Political parties do not exist as far as the Constitution is concerned. They are not encouraged by the Constitution or even mentioned in the Constitution. Yet they have found a way to sneak into the very fabric of how government functions. The idea of these parties is not necessarily bad. However, the system we have encourages only two major parties and that is where the problem lies. Voters often feel they are given ultimatums between the candidates for the two major parties. This is not because the majority American voters agree with one side or the other. It is a direct result of the system we have implemented.

Many countries around the world such as Finland, Portugal, Brazil, or Denmark function under multi-party systems. Rather than having two major dominating parties, these nations have many parties with varying beliefs. This allows the country to be more representative of its citizens. The system we have in the U.S. is designed not only for a dual-party system but also against a multi-party system. This needs to change.

The largest contributor to our bipartisan system is the fact that we have winner-take-all and single-member districts. What this means is that each district of a state elects only one representative to the House of Representatives. Other countries have multiple representatives for one district and something called proportional representation. Under this system, representatives of a district are selected according to the proportion of votes candidates received in that election. For example, in a district with ten winners, if one party receives forty percent of the vote, they send four of their party members to office. If a party receives twenty percent, they would select two representatives from their party to the office. Using this method, less popular parties still receive representation.

The thought that voting for a third party is the same as throwing away your vote is a part of an endless cycle. That kind of thinking leads to third parties doing poorly in elections. Because they do poorly in the elections, people think a vote for a third party is a throwaway so the third parties do poorly.
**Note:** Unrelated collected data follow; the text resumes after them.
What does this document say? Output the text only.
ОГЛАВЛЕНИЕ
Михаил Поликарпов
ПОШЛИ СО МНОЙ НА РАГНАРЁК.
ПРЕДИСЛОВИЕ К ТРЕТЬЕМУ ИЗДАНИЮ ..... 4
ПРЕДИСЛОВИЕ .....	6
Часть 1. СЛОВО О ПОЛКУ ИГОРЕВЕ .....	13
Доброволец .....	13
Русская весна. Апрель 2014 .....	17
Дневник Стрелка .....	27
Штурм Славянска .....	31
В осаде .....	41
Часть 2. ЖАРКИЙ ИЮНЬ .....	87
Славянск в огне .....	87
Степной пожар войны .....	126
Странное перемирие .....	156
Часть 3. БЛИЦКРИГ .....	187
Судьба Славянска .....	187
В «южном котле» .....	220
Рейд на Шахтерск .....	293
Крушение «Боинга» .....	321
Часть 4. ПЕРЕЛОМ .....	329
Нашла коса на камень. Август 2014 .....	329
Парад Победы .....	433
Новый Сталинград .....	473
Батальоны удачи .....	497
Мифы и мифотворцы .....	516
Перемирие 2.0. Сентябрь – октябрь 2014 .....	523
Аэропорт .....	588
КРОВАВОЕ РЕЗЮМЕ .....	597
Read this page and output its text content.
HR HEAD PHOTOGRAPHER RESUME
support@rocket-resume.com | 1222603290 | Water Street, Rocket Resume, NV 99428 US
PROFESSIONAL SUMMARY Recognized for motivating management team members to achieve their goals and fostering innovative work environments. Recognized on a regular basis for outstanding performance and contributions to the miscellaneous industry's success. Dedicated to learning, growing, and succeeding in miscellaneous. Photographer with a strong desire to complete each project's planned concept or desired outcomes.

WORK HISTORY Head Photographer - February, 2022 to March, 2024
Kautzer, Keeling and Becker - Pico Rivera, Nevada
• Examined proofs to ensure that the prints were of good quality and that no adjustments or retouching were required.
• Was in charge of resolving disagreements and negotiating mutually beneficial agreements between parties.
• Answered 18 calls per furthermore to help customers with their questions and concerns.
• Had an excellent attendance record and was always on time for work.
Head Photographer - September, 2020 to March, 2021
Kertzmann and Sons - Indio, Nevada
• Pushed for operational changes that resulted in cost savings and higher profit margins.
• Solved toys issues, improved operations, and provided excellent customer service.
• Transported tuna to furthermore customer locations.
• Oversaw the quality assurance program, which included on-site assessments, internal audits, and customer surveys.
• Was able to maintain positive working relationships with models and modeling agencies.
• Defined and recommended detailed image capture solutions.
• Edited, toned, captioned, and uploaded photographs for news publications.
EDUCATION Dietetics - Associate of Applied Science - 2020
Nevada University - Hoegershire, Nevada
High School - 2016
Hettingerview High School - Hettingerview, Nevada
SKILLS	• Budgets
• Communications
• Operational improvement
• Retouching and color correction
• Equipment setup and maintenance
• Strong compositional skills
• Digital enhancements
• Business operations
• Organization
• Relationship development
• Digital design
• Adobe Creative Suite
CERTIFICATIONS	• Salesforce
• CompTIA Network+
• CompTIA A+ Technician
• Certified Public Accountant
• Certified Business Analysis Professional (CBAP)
The cycle continues.

One might think that perhaps the reason our two parties fare so well compared to the others is simply because the American people agree with those parties more. Recent polls have disproved this notion. According to a survey conducted by Pew Research, more Americans in 2015 identified as Independents (40.1%) than either Democrats (30.4%) or Republicans (23.7%). This goes to show that almost half of the U.S. population prefers to separate themselves from any party. However, they feel that they must vote for one or the other during elections because those appear to be the only probable options.

Third parties rarely have their voices heard. This is due both to the media and to corruption within the Democratic and Republican Parties. The Commission on Presidential Elections claims to be a nonpartisan group. In reality, they are bipartisan, dominated by Republicans and Democrats. As a result, they can set rules that prevent third parties from being allowed into debates. For example, the requirement for being allowed into a debate is that a candidate must be receiving at least fifteen percent of votes in the polls. Third parties are therefore almost immediately ruled out. Once again, there is an endless cycle. Third parties cannot get enough attention and therefore cannot get into debates. This leads to a lack of attention. If we could break this cycle even once, think of the possible outcomes.

The bipartisan system we have now should and must end. The parties themselves do not necessarily need to die. However, major reform needs to take place to either greatly reduce the parties’ influence or at least allow tertiary voices to be heard and represented.